Dans son message à l’occasion de l’Aïd al-Adha, le chef des Taliban avait une nouvelle fois invité ses opposants à revenir en Afghanistan en bénéficiant de l’amnistie générale annoncée après leur retour au pouvoir.
En réaction, Manawi a déclaré qu’il fallait d’abord déterminer qui possédait réellement l’autorité de pardonner à qui.
Évoquant les décennies de guerre ainsi que la situation actuelle du pays, l’ancien ministre a estimé que ceux qui ont conduit l’Afghanistan vers la destruction, la pauvreté, les crises et les restrictions généralisées devraient rendre des comptes pour leurs actions.
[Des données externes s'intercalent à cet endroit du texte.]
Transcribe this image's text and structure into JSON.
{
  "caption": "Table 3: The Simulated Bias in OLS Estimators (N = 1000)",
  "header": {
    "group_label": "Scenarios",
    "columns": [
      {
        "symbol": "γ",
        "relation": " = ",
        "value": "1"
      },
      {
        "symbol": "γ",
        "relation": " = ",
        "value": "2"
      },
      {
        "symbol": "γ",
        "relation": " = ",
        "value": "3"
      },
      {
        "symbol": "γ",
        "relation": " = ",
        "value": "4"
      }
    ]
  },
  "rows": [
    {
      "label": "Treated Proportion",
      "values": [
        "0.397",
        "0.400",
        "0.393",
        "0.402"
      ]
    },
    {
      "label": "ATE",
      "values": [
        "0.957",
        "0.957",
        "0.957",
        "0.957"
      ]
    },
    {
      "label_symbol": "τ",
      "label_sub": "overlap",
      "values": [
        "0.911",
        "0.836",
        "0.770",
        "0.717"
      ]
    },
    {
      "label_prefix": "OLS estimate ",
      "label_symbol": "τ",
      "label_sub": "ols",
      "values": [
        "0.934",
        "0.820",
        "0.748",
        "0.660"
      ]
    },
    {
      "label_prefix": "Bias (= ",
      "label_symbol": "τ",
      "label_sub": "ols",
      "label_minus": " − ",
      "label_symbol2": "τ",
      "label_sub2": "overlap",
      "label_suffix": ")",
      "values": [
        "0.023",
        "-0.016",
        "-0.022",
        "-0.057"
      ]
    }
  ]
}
Il a également affirmé que l’exode massif des citoyens afghans était le résultat de l’injustice, des pressions et des difficultés imposées à la population, et non des facteurs avancés par les Taliban.
Selon lui, des milliers d’Afghans ont déjà quitté le pays et beaucoup d’autres feraient le même choix si les conditions le permettaient.
Manawi a invité le chef des Taliban à s’interroger sur les raisons pour lesquelles de nombreux Afghans préfèrent encore vivre dans des conditions difficiles à l’étranger plutôt que sous l’autorité actuelle en Afghanistan.
Il a également proposé qu’une institution indépendante et neutre réalise une enquête transparente afin de mesurer le niveau réel de satisfaction ou de mécontentement de la population.
L’ancien ministre de la Justice a souligné que la crise afghane ne prendrait pas fin par des appels à l’amnistie, des demandes de loyauté ou la reddition des opposants, mais qu’elle nécessitait des solutions politiques et nationales répondant aux attentes de la population.
Ces déclarations interviennent alors que les Taliban invitent régulièrement les responsables de l’ancien gouvernement et les opposants politiques à rentrer dans le pays. Jusqu’à présent, aucune figure politique majeure de l’ancien régime n’a accepté cette invitation.